Apple's OS X operating systems were first introduced with Mac OS X 10.0 Cheetah in 2001. Mac OS X 10.4 Tiger was introduced in 2004 and Mac OS X 10.5 Leopard was introduced in 2006. I have an iMac sitting dormant in my office because the processor in the iMac cannot take an operating system later than OS X 10.5 and there are very few things left I can do with the computer. The most recent Apple OS X is OS X 10.10 Yosemite introduced in 2014.

There is a direct correlation between the release of a new operating system and changes in the microprocessor used in your computer. New processors equal new operating systems in most cases. You may think that your old computer is merely a little out-of-date and slow, but the effects of technological change are much more serious than mere inconvenience. Some programs are abandoned as the new technology changes. Most developers bite the bullet and upgrade their programs constantly. Sometimes these upgrades result in a cost to upgrade to a new version. Most of the time, the new version has features that make it more useful, although with some upgrades it may seem that the developer is going in the other direction.

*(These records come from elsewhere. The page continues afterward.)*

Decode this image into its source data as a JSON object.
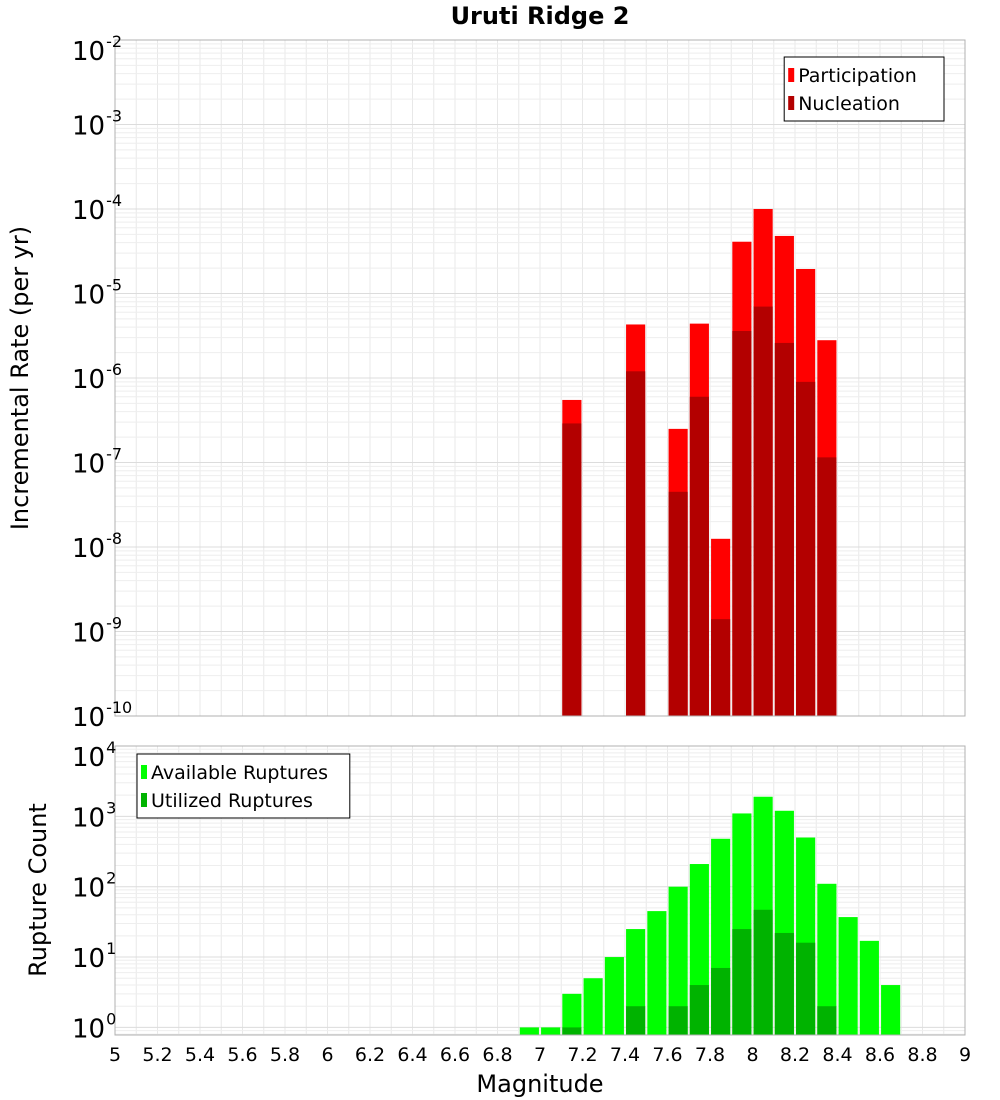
{
  "chart_data": [
    {
      "type": "bar",
      "title": "Uruti Ridge 2",
      "xlabel": "",
      "ylabel": "Incremental Rate (per yr)",
      "yscale": "log",
      "ylim": [
        1e-10,
        0.01
      ],
      "xlim": [
        5,
        9
      ],
      "grid": true,
      "legend_placement": "top-right",
      "yticks": [
        {
          "base": "10",
          "exp": "-10"
        },
        {
          "base": "10",
          "exp": "-9"
        },
        {
          "base": "10",
          "exp": "-8"
        },
        {
          "base": "10",
          "exp": "-7"
        },
        {
          "base": "10",
          "exp": "-6"
        },
        {
          "base": "10",
          "exp": "-5"
        },
        {
          "base": "10",
          "exp": "-4"
        },
        {
          "base": "10",
          "exp": "-3"
        },
        {
          "base": "10",
          "exp": "-2"
        }
      ],
      "series": [
        {
          "name": "Participation",
          "color": "#ff0000",
          "x": [
            7.15,
            7.45,
            7.65,
            7.75,
            7.85,
            7.95,
            8.05,
            8.15,
            8.25,
            8.35
          ],
          "values": [
            5.5e-07,
            4.3e-06,
            2.5e-07,
            4.4e-06,
            1.25e-08,
            4.1e-05,
            0.0001,
            4.8e-05,
            1.95e-05,
            2.8e-06
          ]
        },
        {
          "name": "Nucleation",
          "color": "#b30000",
          "x": [
            7.15,
            7.45,
            7.65,
            7.75,
            7.85,
            7.95,
            8.05,
            8.15,
            8.25,
            8.35
          ],
          "values": [
            2.9e-07,
            1.2e-06,
            4.5e-08,
            6e-07,
            1.4e-09,
            3.6e-06,
            7e-06,
            2.6e-06,
            9e-07,
            1.15e-07
          ]
        }
      ]
    },
    {
      "type": "bar",
      "title": "",
      "xlabel": "Magnitude",
      "ylabel": "Rupture Count",
      "yscale": "log",
      "ylim": [
        0.78,
        10000
      ],
      "xlim": [
        5,
        9
      ],
      "grid": true,
      "legend_placement": "top-left",
      "xticks": [
        "5",
        "5.2",
        "5.4",
        "5.6",
        "5.8",
        "6",
        "6.2",
        "6.4",
        "6.6",
        "6.8",
        "7",
        "7.2",
        "7.4",
        "7.6",
        "7.8",
        "8",
        "8.2",
        "8.4",
        "8.6",
        "8.8",
        "9"
      ],
      "yticks": [
        {
          "base": "10",
          "exp": "0"
        },
        {
          "base": "10",
          "exp": "1"
        },
        {
          "base": "10",
          "exp": "2"
        },
        {
          "base": "10",
          "exp": "3"
        },
        {
          "base": "10",
          "exp": "4"
        }
      ],
      "series": [
        {
          "name": "Available Ruptures",
          "color": "#00ff00",
          "x": [
            6.95,
            7.05,
            7.15,
            7.25,
            7.35,
            7.45,
            7.55,
            7.65,
            7.75,
            7.85,
            7.95,
            8.05,
            8.15,
            8.25,
            8.35,
            8.45,
            8.55,
            8.65
          ],
          "values": [
            1,
            1,
            3,
            5,
            10,
            25,
            45,
            100,
            210,
            480,
            1100,
            1900,
            1200,
            500,
            110,
            37,
            17,
            4
          ]
        },
        {
          "name": "Utilized Ruptures",
          "color": "#00b300",
          "x": [
            7.15,
            7.45,
            7.65,
            7.75,
            7.85,
            7.95,
            8.05,
            8.15,
            8.25,
            8.35
          ],
          "values": [
            1,
            2,
            2,
            4,
            7,
            25,
            47,
            22,
            16,
            2
          ]
        }
      ]
    }
  ]
}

Now we come to Window 10 from Microsoft. estimates that 56.26% of the world's computers are running Windows 7. Mac OS X 10.10 has 3.21% of the market and older versions of both operating systems or other operating systems make up the balance. There are supposedly 18.26% of the market still using Windows XP. Windows XP had a long run, it was introduced in 2001 and replaced by Windows Vista in 2007.

At the core of the issue here is that when Windows 10 comes out, it will have features that will require the most recent computer processors. If you look at the list of Intel Chipsets in the past few years, you can see a rough correspondence with the changes in operating systems. Intel released new Pentium chips in 1999 and 2001. See Wikipedia: List of Intel chipsets. Pentium 4 Chipsets began coming out in 2000 and continued until 2003. Newer Pentium 4 chips came out in 2004, 2005 and 2006. 2004 to 2006 saw the introduction of the Core/Core 2 Chipsets. New series of chips are coming out in 2015 and 2016.

You may wonder what in the world the new Windows 10 features have to do with genealogy. So do I as a matter of fact, but the reality of the upgrade is that programs will have to be upgraded to function with the new system. Once a developer moves to a new version of their program, they almost always phase out support for older versions over a matter of time. So you may not be attracted to the new Windows 10 features and conclude that you will just stay with your old XP system for a while longer, but inevitably your computer will stop functioning and you will start looking for a new computer and find out that the new computers all come with a much newer operating system and that your old programs need to be upgraded. If you are forced to upgrade all of your programs at once, the cost can exceed the cost of the new computer by three or four times.

My wife and I use Adobe products constantly. I use Photoshop, Bridge, Lightroom, InDesign and Adobe Acrobat Pro almost every day. She uses InDesign, Photoshop and Acrobat Pro very regularly. We upgraded our iMacs and the cost of upgrading just one of those programs, Photoshop, was close to $800. We have since gone onto the Adobe Creative Cloud program and have access to all of the programs for a monthly fee. The concept here is that you can pay a large sum from time to time or a smaller amount for periodic upgrades.

Computer systems and online connections have a definite cost. As genealogists this cost and the time spent to do the upgrades is a "cost of doing business." Change is the reality. Railing against the change is futile.